Vor der Einführung der Umweltzonen war der Anteil der Kinder, die die Grundschule in Richtung Gymnasium verließen, demnach niedriger als in den Vergleichsgebieten. Die Autoren führen das darauf zurück, dass es soziale und Einkommensunterschiede zwischen der Bevölkerung in den Gebieten gibt. Nach Einführung der Umweltzonen verringern sich diese Unterschiede allerdings. Die Übergangsrate auf das Gymnasium erhöhte sich in den Umweltzonen laut der Analyse um einen Prozentpunkt. Mögliche Störvariablen seien auch hier herausgerechnet worden, sagt Schmitz. Die Wissenschaftlerin und ihr Team sehen in den Ergebnissen ein Indiz, dass bessere Luftqualität die Lernfähigkeit verbessert. Wie sich die Leistungen in den Jahren darauf entwickeln, wurde aufgrund der schlechten Datenlage nicht überprüft.

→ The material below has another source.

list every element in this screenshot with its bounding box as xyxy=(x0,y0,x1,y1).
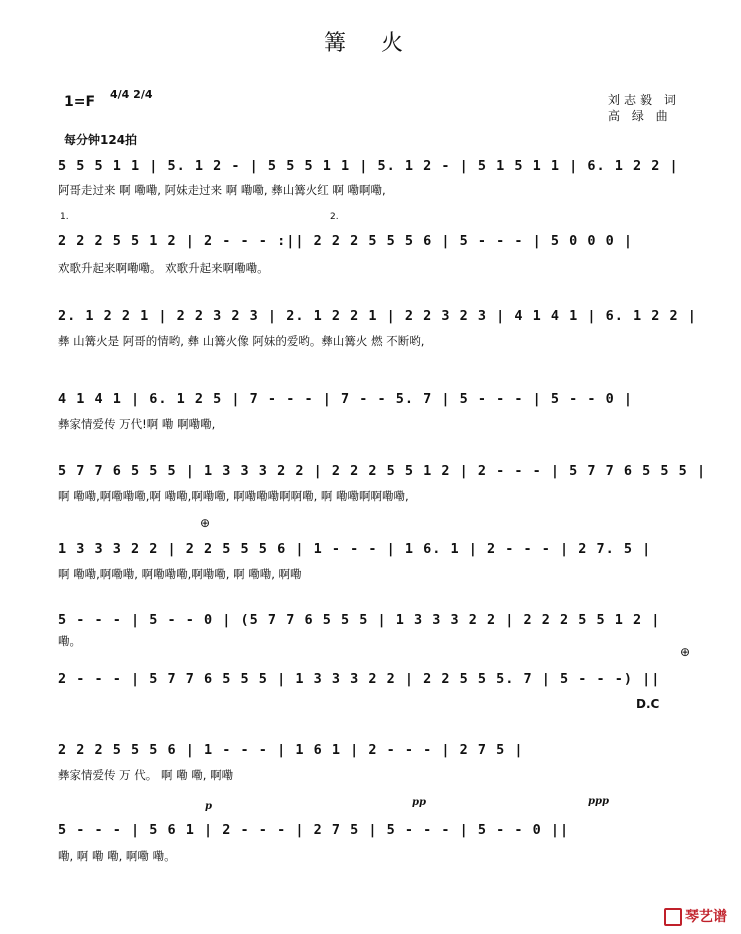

In Deutschland gibt es Umweltzonen seit 2008. 38 sind derzeit aktiv, die Zahl ist allerdings rückläufig, auch weil sich die Qualität der Luft verbessert hat. Die aktuell geltenden Grenzwerte für Feinstaub und Stickoxide werden in Deutschland inzwischen fast überall eingehalten.
Ab 2030 werden in der EU die geltenden Grenzwerte noch einmal deutlich verschärft. Damit könnte auch hierzulande die Belastung der Luft mit Schadstoffen in der Luft noch weiter sinken. Ob dann allerdings im gleichen Maße auch psychische Erkrankungen nach unten gehen und sich schulische Leistungen entsprechend verbessern, lässt sich aus den Ergebnissen dieser Studie nicht gesichert ableiten. Hier wäre weitere Forschung nötig, sagt Schmitz.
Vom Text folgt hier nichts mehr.